Though, running a hand over his scruffy chin, he would probably need a shave. The scruff Marc religiously maintained, his I-haven’t-shaved-in-a-week-stubble would have to go. He was quite sure a permanent five o’clock shadow wouldn’t become vogue until Don Johnson and
Miami Vice
circa 1984. Unfortunately, the cottage didn’t have a straight razor, so shaving would have to wait. He probably needed a hat and gloves too, but those items were not to be found.

Though after a little more digging, Marc did uncover a caped greatcoat in another closet (again, probably Sebastian’s judging by the size) and shrugged into it, glad to finally feel warm under so many layers of clothing. The February chill had definitely permeated the house.

So that was that. He was as ready as he would ever be.

Squaring his shoulders, Marc marched down the stairs, intent on the front door and Haldon Manor. But as he turned to walk outside, he saw that the door down to the cellar still stood open. No sense in advertising to the world there was something of interest down there.

He took two steps down the hallway and shut the closet door. But as he turned back toward the front door, he caught a flash of white out of the corner of his eye.

There, on the floor, lay a folded square of cloth. Hidden behind the open closet door. Bending down, he gingerly picked it up. Noting the yellow liquid which stained its center. A careful sniff revealed the same sickly, sweet smell. Chloroform or whatever had been used to help subdue him.

This
had
to be the same cloth his attacker used. But how had it ended up here, just outside the closet door in the hallway?

There was really only one answer. In order for it to be here, the man had to have fallen through the portal with Marc. And then, he had accidentally dropped the cloth while leaving the cottage. Marc felt a sense of relief that the man wasn’t running rampant through 2014.

But it was all too fleeting.

Why was someone trying to use the portal? Why the blackmail? Why would the portal allow this attacker to travel back and forth? Had Fate linked him to this man for some reason?

And how was he to apprehend a man he hadn’t seen? His memory of that button was all he had to go on.

So many unanswered questions. And no Google or modern police forensics to help him.

Marc pocketed the square cloth and surveyed the hallway one more time, looking for any additional clues. But there was nothing more.

He just needed to find Arthur and formulate a plan. An unknown man with proven nefarious intent and knowledge of the portal was on the loose in Marfield. Who knew what might happen. The man couldn’t be stopped soon enough.

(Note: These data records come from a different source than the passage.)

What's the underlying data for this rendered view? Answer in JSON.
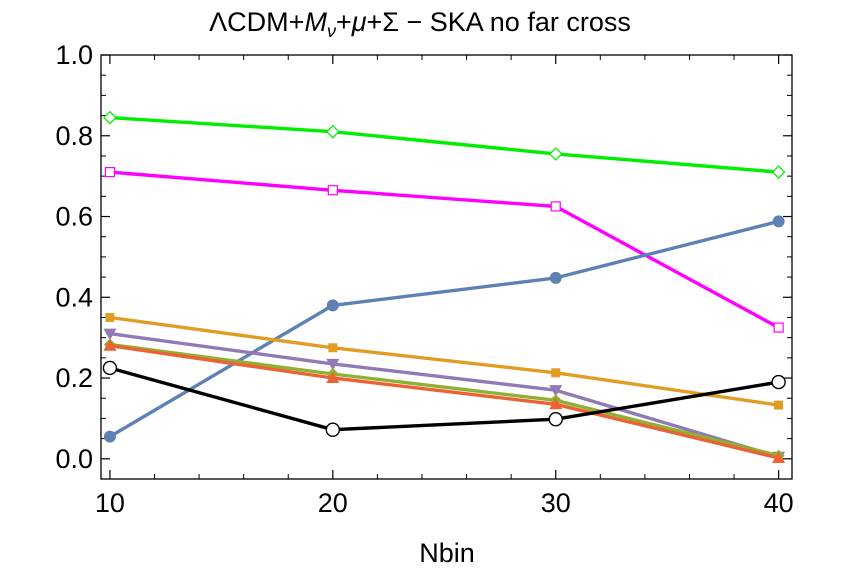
{
  "chart_data": {
    "type": "line",
    "title_parts": {
      "prefix": "ΛCDM+",
      "m": "M",
      "nu": "ν",
      "mid": "+",
      "mu": "μ",
      "suffix": "+Σ − SKA no far cross"
    },
    "xlabel": "Nbin",
    "ylabel": "",
    "x": [
      10,
      20,
      30,
      40
    ],
    "xlim": [
      9.6,
      40.6
    ],
    "ylim": [
      -0.05,
      1.0
    ],
    "x_ticks": [
      "10",
      "20",
      "30",
      "40"
    ],
    "y_ticks": [
      "0.0",
      "0.2",
      "0.4",
      "0.6",
      "0.8",
      "1.0"
    ],
    "y_tick_values": [
      0,
      0.2,
      0.4,
      0.6,
      0.8,
      1.0
    ],
    "grid": false,
    "series": [
      {
        "color": "#00ee00",
        "marker": "diamond-open",
        "values": [
          0.845,
          0.81,
          0.755,
          0.71
        ]
      },
      {
        "color": "#ff00ff",
        "marker": "square-open",
        "values": [
          0.71,
          0.665,
          0.625,
          0.325
        ]
      },
      {
        "color": "#5e81b5",
        "marker": "circle",
        "values": [
          0.055,
          0.38,
          0.448,
          0.588
        ]
      },
      {
        "color": "#e19c24",
        "marker": "square",
        "values": [
          0.35,
          0.275,
          0.213,
          0.133
        ]
      },
      {
        "color": "#8f7ab5",
        "marker": "triangle-down",
        "values": [
          0.31,
          0.235,
          0.17,
          0.005
        ]
      },
      {
        "color": "#8fb032",
        "marker": "diamond",
        "values": [
          0.283,
          0.21,
          0.145,
          0.008
        ]
      },
      {
        "color": "#eb6235",
        "marker": "triangle-up",
        "values": [
          0.28,
          0.2,
          0.135,
          0.002
        ]
      },
      {
        "color": "#000000",
        "marker": "circle-open",
        "values": [
          0.225,
          0.072,
          0.098,
          0.19
        ]
      }
    ]
  }
}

With a deep breath, Marc stepped out of the front door of Duir Cottage. And swallowed.

He hadn’t really thought through how much things had changed in the past two hundred years.

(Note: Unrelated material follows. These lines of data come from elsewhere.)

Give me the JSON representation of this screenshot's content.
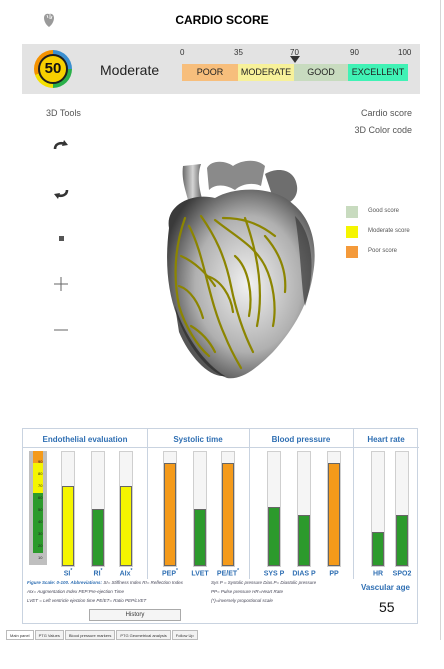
{
  "app": {
    "title": "CARDIO SCORE"
  },
  "score": {
    "value": "50",
    "label": "Moderate",
    "ticks": [
      "0",
      "35",
      "70",
      "90",
      "100"
    ],
    "segments": [
      {
        "label": "POOR",
        "color": "#f7be7c"
      },
      {
        "label": "MODERATE",
        "color": "#f7f19a"
      },
      {
        "label": "GOOD",
        "color": "#c8dbbf"
      },
      {
        "label": "EXCELLENT",
        "color": "#40f2b5"
      }
    ],
    "marker_value": 50
  },
  "tools": {
    "title": "3D Tools",
    "items": [
      "rotate-cw-icon",
      "rotate-ccw-icon",
      "stop-icon",
      "zoom-in-icon",
      "zoom-out-icon"
    ]
  },
  "cardio_panel": {
    "title": "Cardio score",
    "subtitle": "3D Color code",
    "legend": [
      {
        "label": "Good score",
        "color": "#c8dbbf"
      },
      {
        "label": "Moderate score",
        "color": "#f5f500"
      },
      {
        "label": "Poor score",
        "color": "#f49a3a"
      }
    ]
  },
  "sections": {
    "endothelial": "Endothelial evaluation",
    "systolic": "Systolic time",
    "blood_pressure": "Blood pressure",
    "heart_rate": "Heart rate"
  },
  "gauge": {
    "labels": [
      "90",
      "80",
      "70",
      "60",
      "50",
      "40",
      "30",
      "20",
      "10"
    ]
  },
  "bars": [
    {
      "label": "SI",
      "sup": "*",
      "value": 70,
      "color": "#f5f500"
    },
    {
      "label": "RI",
      "sup": "*",
      "value": 50,
      "color": "#2c9a2c"
    },
    {
      "label": "AIx",
      "sup": "*",
      "value": 70,
      "color": "#f5f500"
    },
    {
      "label": "PEP",
      "sup": "*",
      "value": 90,
      "color": "#f49a1a"
    },
    {
      "label": "LVET",
      "sup": "",
      "value": 50,
      "color": "#2c9a2c"
    },
    {
      "label": "PE/ET",
      "sup": "*",
      "value": 90,
      "color": "#f49a1a"
    },
    {
      "label": "SYS P",
      "sup": "",
      "value": 52,
      "color": "#2c9a2c"
    },
    {
      "label": "DIAS P",
      "sup": "",
      "value": 45,
      "color": "#2c9a2c"
    },
    {
      "label": "PP",
      "sup": "",
      "value": 90,
      "color": "#f49a1a"
    },
    {
      "label": "HR",
      "sup": "",
      "value": 30,
      "color": "#2c9a2c"
    },
    {
      "label": "SPO2",
      "sup": "",
      "value": 45,
      "color": "#2c9a2c"
    }
  ],
  "footnotes": {
    "scale": "Figure Scale: 0-100.",
    "abbr_title": "Abbreviations:",
    "line1": "SI= Stiffness Index  RI= Reflection Index",
    "line2": "AIx= Augmentation Index PEP:Pre-ejection Time",
    "line3": "LVET = Left ventricle ejection time PE/ET= Ratio PEP/LVET",
    "line4": "Sys P = Systolic pressure Dias.P= Diastolic pressure",
    "line5": "PP= Pulse pressure    HR=Heart Rate",
    "line6": "(*)=inversely proportional scale"
  },
  "history_button": "History",
  "vascular_age": {
    "title": "Vascular age",
    "value": "55"
  },
  "tabs": [
    "Main panel",
    "PTG Values",
    "Blood pressure markers",
    "PTG Geometrical analysis",
    "Follow Up"
  ]
}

The house was completely different. There were no sunny yellow roses in the window, obviously. But also gone were the graveled drive and lush front garden. The stone fence was starkly new, bare of any covering ivy. The enormous oak tree to the right of the house was a tiny sapling, recently planted and spindly. Forest surrounded the house.

The silence was even more unnerving. No hum of the nearby motorway. No rumble of a tractor or burst of a car alarm. Just the chirp of birds and rustle of leaves.

It all underscored the reality of his situation.

A lane still wandered off to the left, disappearing into the trees, hopefully leading up to the front door of Haldon Manor.

Straightening his shoulders, Marc stepped through the garden and onto the lane. After a few minutes of walking, he saw the lane intersected with a wider road in front of him. Haldon Manor should be down that road to the left.